Since October 2022, Azure makes it possible to mix spot and regular instances within a Virtual Machine Scale Set. In order to do that, you have to choose a “Flexible” Scale Set. The configuration is identical to Amazon, with a base and percentage of regular instances in the group.
GCP allows the use of Spot (and previously “preemptible”) instances within a managed instance group, but unlike Azure and AWS, it is not yet possible to mix spot and on-demand.
When defining a managed instance group in Google Cloud, you have to define an “instance template” that contains the VM size and its type (spot or on-demand). This instance template can be changed over time, but it is not possible to use both simultaneously.
Depending on your use case, you might realize that multiple instance types are suited to be part of your autoscaling cluster. For example, if the requirements for your workload are only to have 16 CPUs, you will find multiple VM types for this job: for example, AWS m5.4xlarge and c5.4xlarge, Azure F16 and D16, or Google c2-standard-16 and n2-standard-16, all fulfill this simple requirement.
For this reason, it would be interesting to leverage this power when using Spot instances in a cluster. Remember that Spot instances are not guaranteed to be available at any given time, which means that a scale-up event is not guaranteed to be completed.
AWS allows specifying more than one instance type, using mixed instances policies.
For example, you can specify both c5.4xlarge and m5.4xlarge in this configuration.

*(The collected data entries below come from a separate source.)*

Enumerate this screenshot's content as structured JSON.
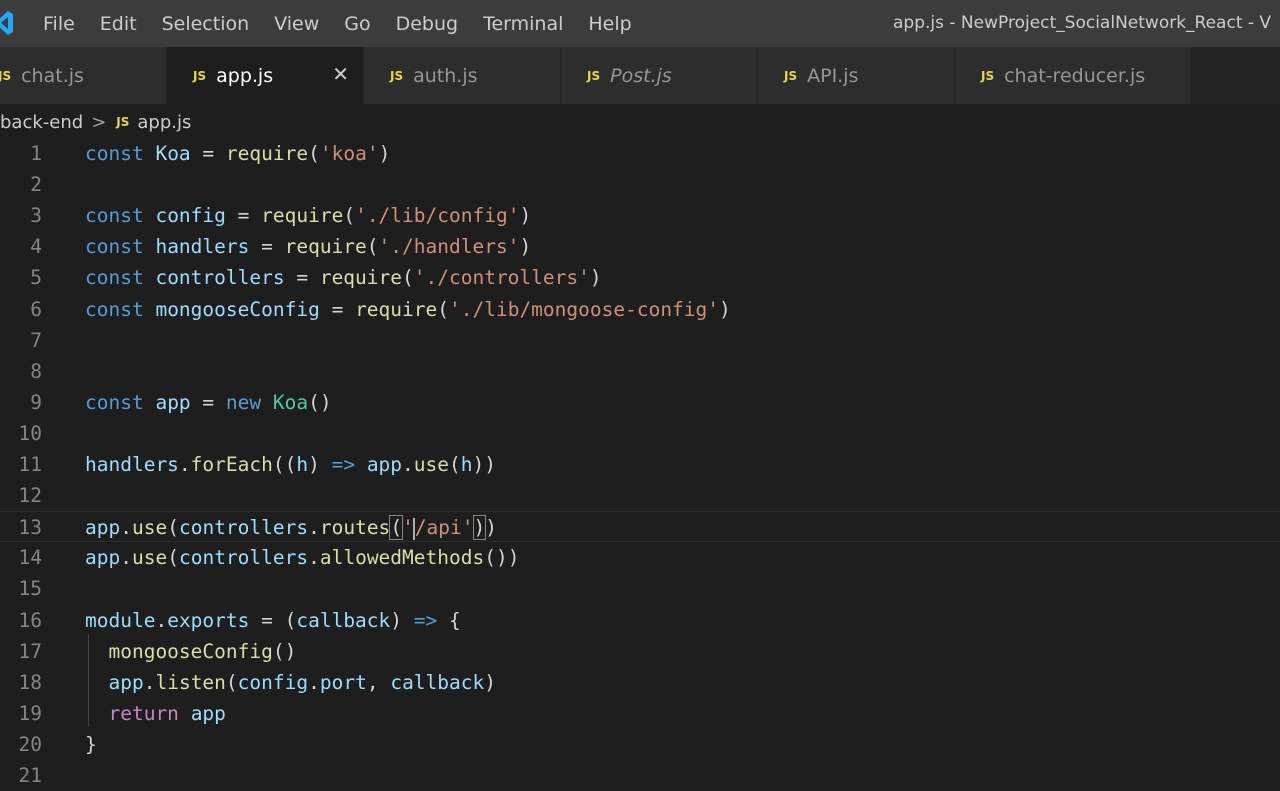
{
  "menu": [
    "File",
    "Edit",
    "Selection",
    "View",
    "Go",
    "Debug",
    "Terminal",
    "Help"
  ],
  "window_title": "app.js - NewProject_SocialNetwork_React - V",
  "tabs": [
    {
      "badge": "JS",
      "label": "chat.js",
      "active": false,
      "italic": false
    },
    {
      "badge": "JS",
      "label": "app.js",
      "active": true,
      "italic": false,
      "close": "✕"
    },
    {
      "badge": "JS",
      "label": "auth.js",
      "active": false,
      "italic": false
    },
    {
      "badge": "JS",
      "label": "Post.js",
      "active": false,
      "italic": true
    },
    {
      "badge": "JS",
      "label": "API.js",
      "active": false,
      "italic": false
    },
    {
      "badge": "JS",
      "label": "chat-reducer.js",
      "active": false,
      "italic": false
    }
  ],
  "breadcrumb": {
    "folder": "back-end",
    "separator": ">",
    "badge": "JS",
    "file": "app.js"
  },
  "colors": {
    "keyword": "#569cd6",
    "variable": "#9cdcfe",
    "function": "#dcdcaa",
    "class": "#4ec9b0",
    "string": "#ce9178",
    "js_badge": "#e8d44d"
  },
  "editor": {
    "line_numbers": [
      "1",
      "2",
      "3",
      "4",
      "5",
      "6",
      "7",
      "8",
      "9",
      "10",
      "11",
      "12",
      "13",
      "14",
      "15",
      "16",
      "17",
      "18",
      "19",
      "20",
      "21"
    ],
    "lines": [
      {
        "n": "1",
        "tokens": [
          [
            "k",
            "const"
          ],
          [
            "p",
            " "
          ],
          [
            "v",
            "Koa"
          ],
          [
            "p",
            " = "
          ],
          [
            "f",
            "require"
          ],
          [
            "p",
            "("
          ],
          [
            "s",
            "'koa'"
          ],
          [
            "p",
            ")"
          ]
        ]
      },
      {
        "n": "2",
        "tokens": []
      },
      {
        "n": "3",
        "tokens": [
          [
            "k",
            "const"
          ],
          [
            "p",
            " "
          ],
          [
            "v",
            "config"
          ],
          [
            "p",
            " = "
          ],
          [
            "f",
            "require"
          ],
          [
            "p",
            "("
          ],
          [
            "s",
            "'./lib/config'"
          ],
          [
            "p",
            ")"
          ]
        ]
      },
      {
        "n": "4",
        "tokens": [
          [
            "k",
            "const"
          ],
          [
            "p",
            " "
          ],
          [
            "v",
            "handlers"
          ],
          [
            "p",
            " = "
          ],
          [
            "f",
            "require"
          ],
          [
            "p",
            "("
          ],
          [
            "s",
            "'./handlers'"
          ],
          [
            "p",
            ")"
          ]
        ]
      },
      {
        "n": "5",
        "tokens": [
          [
            "k",
            "const"
          ],
          [
            "p",
            " "
          ],
          [
            "v",
            "controllers"
          ],
          [
            "p",
            " = "
          ],
          [
            "f",
            "require"
          ],
          [
            "p",
            "("
          ],
          [
            "s",
            "'./controllers'"
          ],
          [
            "p",
            ")"
          ]
        ]
      },
      {
        "n": "6",
        "tokens": [
          [
            "k",
            "const"
          ],
          [
            "p",
            " "
          ],
          [
            "v",
            "mongooseConfig"
          ],
          [
            "p",
            " = "
          ],
          [
            "f",
            "require"
          ],
          [
            "p",
            "("
          ],
          [
            "s",
            "'./lib/mongoose-config'"
          ],
          [
            "p",
            ")"
          ]
        ]
      },
      {
        "n": "7",
        "tokens": []
      },
      {
        "n": "8",
        "tokens": []
      },
      {
        "n": "9",
        "tokens": [
          [
            "k",
            "const"
          ],
          [
            "p",
            " "
          ],
          [
            "v",
            "app"
          ],
          [
            "p",
            " = "
          ],
          [
            "k",
            "new"
          ],
          [
            "p",
            " "
          ],
          [
            "c",
            "Koa"
          ],
          [
            "p",
            "()"
          ]
        ]
      },
      {
        "n": "10",
        "tokens": []
      },
      {
        "n": "11",
        "tokens": [
          [
            "v",
            "handlers"
          ],
          [
            "p",
            "."
          ],
          [
            "f",
            "forEach"
          ],
          [
            "p",
            "(("
          ],
          [
            "v",
            "h"
          ],
          [
            "p",
            ") "
          ],
          [
            "k",
            "=>"
          ],
          [
            "p",
            " "
          ],
          [
            "v",
            "app"
          ],
          [
            "p",
            "."
          ],
          [
            "f",
            "use"
          ],
          [
            "p",
            "("
          ],
          [
            "v",
            "h"
          ],
          [
            "p",
            "))"
          ]
        ]
      },
      {
        "n": "12",
        "tokens": []
      },
      {
        "n": "13",
        "tokens": [
          [
            "v",
            "app"
          ],
          [
            "p",
            "."
          ],
          [
            "f",
            "use"
          ],
          [
            "p",
            "("
          ],
          [
            "v",
            "controllers"
          ],
          [
            "p",
            "."
          ],
          [
            "f",
            "routes"
          ],
          [
            "bm",
            "("
          ],
          [
            "s",
            "'"
          ],
          [
            "cur",
            ""
          ],
          [
            "s",
            "/api'"
          ],
          [
            "bm",
            ")"
          ],
          [
            "p",
            ")"
          ]
        ]
      },
      {
        "n": "14",
        "tokens": [
          [
            "v",
            "app"
          ],
          [
            "p",
            "."
          ],
          [
            "f",
            "use"
          ],
          [
            "p",
            "("
          ],
          [
            "v",
            "controllers"
          ],
          [
            "p",
            "."
          ],
          [
            "f",
            "allowedMethods"
          ],
          [
            "p",
            "())"
          ]
        ]
      },
      {
        "n": "15",
        "tokens": []
      },
      {
        "n": "16",
        "tokens": [
          [
            "v",
            "module"
          ],
          [
            "p",
            "."
          ],
          [
            "v",
            "exports"
          ],
          [
            "p",
            " = ("
          ],
          [
            "v",
            "callback"
          ],
          [
            "p",
            ") "
          ],
          [
            "k",
            "=>"
          ],
          [
            "p",
            " {"
          ]
        ]
      },
      {
        "n": "17",
        "tokens": [
          [
            "p",
            "  "
          ],
          [
            "f",
            "mongooseConfig"
          ],
          [
            "p",
            "()"
          ]
        ]
      },
      {
        "n": "18",
        "tokens": [
          [
            "p",
            "  "
          ],
          [
            "v",
            "app"
          ],
          [
            "p",
            "."
          ],
          [
            "f",
            "listen"
          ],
          [
            "p",
            "("
          ],
          [
            "v",
            "config"
          ],
          [
            "p",
            "."
          ],
          [
            "v",
            "port"
          ],
          [
            "p",
            ", "
          ],
          [
            "v",
            "callback"
          ],
          [
            "p",
            ")"
          ]
        ]
      },
      {
        "n": "19",
        "tokens": [
          [
            "p",
            "  "
          ],
          [
            "r",
            "return"
          ],
          [
            "p",
            " "
          ],
          [
            "v",
            "app"
          ]
        ]
      },
      {
        "n": "20",
        "tokens": [
          [
            "p",
            "}"
          ]
        ]
      },
      {
        "n": "21",
        "tokens": []
      }
    ]
  }
}
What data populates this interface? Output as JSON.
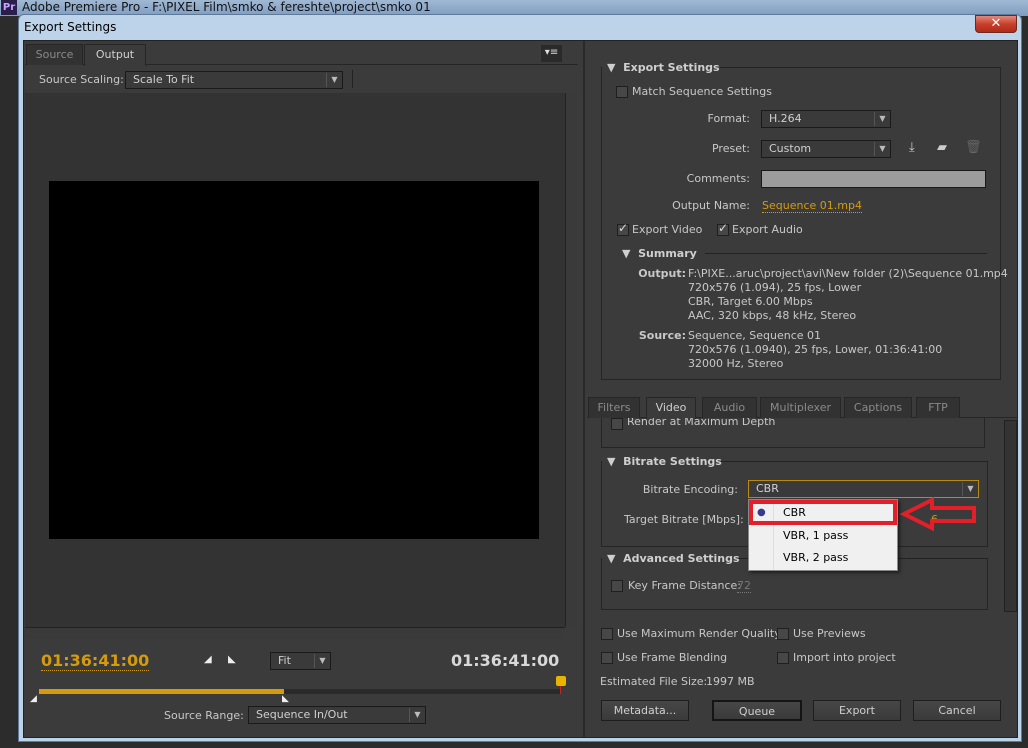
{
  "app": {
    "title": "Adobe Premiere Pro - F:\\PIXEL Film\\smko & fereshte\\project\\smko 01",
    "logo": "Pr"
  },
  "dialog": {
    "title": "Export Settings",
    "close_icon": "close-icon"
  },
  "left": {
    "tabs": [
      {
        "label": "Source",
        "active": false
      },
      {
        "label": "Output",
        "active": true
      }
    ],
    "menu_icon": "panel-menu-icon",
    "source_scaling_label": "Source Scaling:",
    "source_scaling_value": "Scale To Fit",
    "timecode_current": "01:36:41:00",
    "timecode_duration": "01:36:41:00",
    "zoom_value": "Fit",
    "range_progress_percent": 47,
    "source_range_label": "Source Range:",
    "source_range_value": "Sequence In/Out"
  },
  "export_settings": {
    "header": "Export Settings",
    "match_sequence": {
      "label": "Match Sequence Settings",
      "checked": false
    },
    "format_label": "Format:",
    "format_value": "H.264",
    "preset_label": "Preset:",
    "preset_value": "Custom",
    "comments_label": "Comments:",
    "comments_value": "",
    "output_name_label": "Output Name:",
    "output_name_value": "Sequence 01.mp4",
    "export_video": {
      "label": "Export Video",
      "checked": true
    },
    "export_audio": {
      "label": "Export Audio",
      "checked": true
    },
    "summary": {
      "header": "Summary",
      "output_label": "Output:",
      "output_lines": [
        "F:\\PIXE...aruc\\project\\avi\\New folder (2)\\Sequence 01.mp4",
        "720x576 (1.094), 25 fps, Lower",
        "CBR, Target 6.00 Mbps",
        "AAC, 320 kbps, 48 kHz, Stereo"
      ],
      "source_label": "Source:",
      "source_lines": [
        "Sequence, Sequence 01",
        "720x576 (1.0940), 25 fps, Lower, 01:36:41:00",
        "32000 Hz, Stereo"
      ]
    }
  },
  "settings_tabs": [
    {
      "label": "Filters",
      "active": false
    },
    {
      "label": "Video",
      "active": true
    },
    {
      "label": "Audio",
      "active": false
    },
    {
      "label": "Multiplexer",
      "active": false
    },
    {
      "label": "Captions",
      "active": false
    },
    {
      "label": "FTP",
      "active": false
    }
  ],
  "video": {
    "render_max_depth": "Render at Maximum Depth",
    "bitrate_header": "Bitrate Settings",
    "bitrate_encoding_label": "Bitrate Encoding:",
    "bitrate_encoding_value": "CBR",
    "target_bitrate_label": "Target Bitrate [Mbps]:",
    "target_bitrate_value": "6",
    "dropdown_options": [
      {
        "label": "CBR",
        "selected": true
      },
      {
        "label": "VBR, 1 pass",
        "selected": false
      },
      {
        "label": "VBR, 2 pass",
        "selected": false
      }
    ],
    "advanced_header": "Advanced Settings",
    "key_frame_label": "Key Frame Distance:",
    "key_frame_value": "72"
  },
  "bottom": {
    "max_render_quality": "Use Maximum Render Quality",
    "use_previews": "Use Previews",
    "frame_blending": "Use Frame Blending",
    "import_project": "Import into project",
    "file_size_label": "Estimated File Size:",
    "file_size_value": "1997 MB",
    "metadata_button": "Metadata...",
    "queue_button": "Queue",
    "export_button": "Export",
    "cancel_button": "Cancel"
  },
  "annotation_color": "#e3202a"
}
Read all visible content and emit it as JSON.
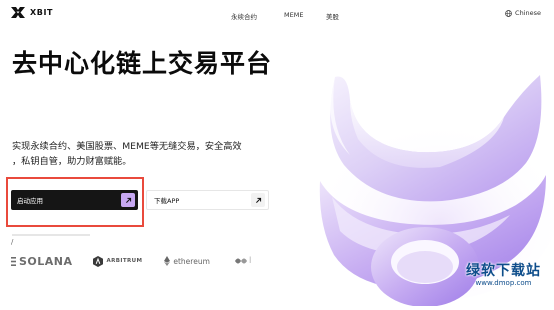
{
  "brand": {
    "name": "XBIT"
  },
  "nav": {
    "links": [
      "永续合约",
      "MEME",
      "美股"
    ],
    "language": "Chinese"
  },
  "hero": {
    "title": "去中心化链上交易平台",
    "description_line1": "实现永续合约、美国股票、MEME等无缝交易，安全高效",
    "description_line2": "，私钥自管，助力财富赋能。"
  },
  "cta": {
    "launch_label": "启动应用",
    "download_label": "下载APP"
  },
  "divider_text": "/",
  "partners": {
    "solana": "SOLANA",
    "arbitrum": "ARBITRUM",
    "ethereum": "ethereum",
    "fourth_partial": "I"
  },
  "watermark": {
    "main": "绿软下载站",
    "sub": "www.dmop.com"
  },
  "colors": {
    "launch_bg": "#151515",
    "launch_arrow_bg": "#c7a8f2",
    "highlight_border": "#e94a3c",
    "art_purple": "#b89cf0",
    "watermark": "#0e4d8b"
  }
}
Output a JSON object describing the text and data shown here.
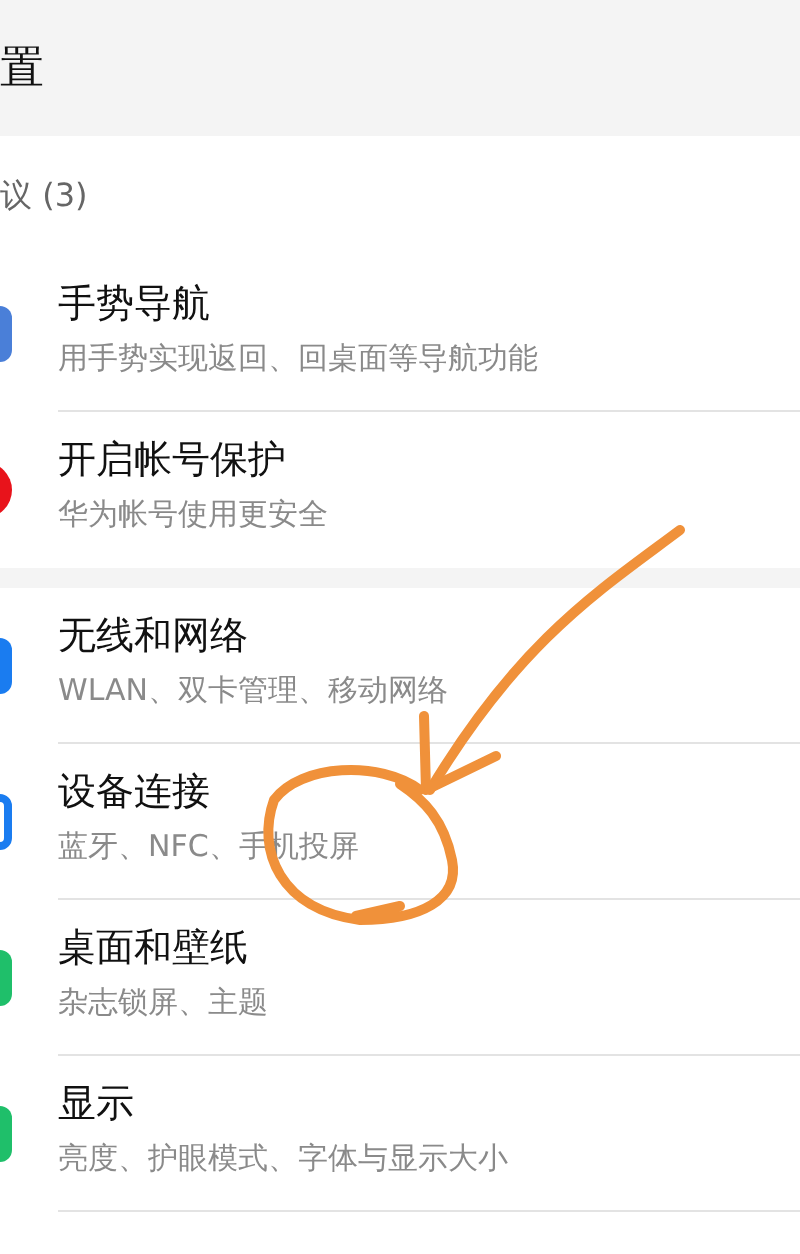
{
  "header": {
    "title": "置"
  },
  "suggestions": {
    "label": "议 (3)",
    "items": [
      {
        "title": "手势导航",
        "subtitle": "用手势实现返回、回桌面等导航功能",
        "color": "#4a7fd8",
        "kind": "rounded"
      },
      {
        "title": "开启帐号保护",
        "subtitle": "华为帐号使用更安全",
        "color": "#e8131b",
        "kind": "circle"
      }
    ]
  },
  "settings": [
    {
      "title": "无线和网络",
      "subtitle": "WLAN、双卡管理、移动网络",
      "color": "#1a7cf0",
      "kind": "rounded"
    },
    {
      "title": "设备连接",
      "subtitle": "蓝牙、NFC、手机投屏",
      "color": "#1a7cf0",
      "kind": "outline"
    },
    {
      "title": "桌面和壁纸",
      "subtitle": "杂志锁屏、主题",
      "color": "#1fbf6a",
      "kind": "rounded"
    },
    {
      "title": "显示",
      "subtitle": "亮度、护眼模式、字体与显示大小",
      "color": "#1fbf6a",
      "kind": "rounded"
    }
  ]
}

The next spot instance launched will be chosen among the two based on the criteria you define: it can be the most available of the two types, or the cheapest one.
In addition to that, Amazon has implemented a “weight” strategy, permitting you to assign even more instance types and assign weights to them. For example, you can add c5.8xlarge to the cluster, with a weight of 2: meaning that 1 c5.8xlarge will be equivalent to 2 c5.4xlarge (default weight is 1).
While AWS is without a doubt the winner of this comparison regarding this specific service, a few things are noticeable.
Firstly, Azure is (as of today, end of 2022) making significant progress with Flexible scale sets, and introduced the possibility to mix spot and regular instances lately. Secondly, more progress is made in other areas, like the possibility to use another type of scaling known as predictive scaling, which is now supported by the three clouds.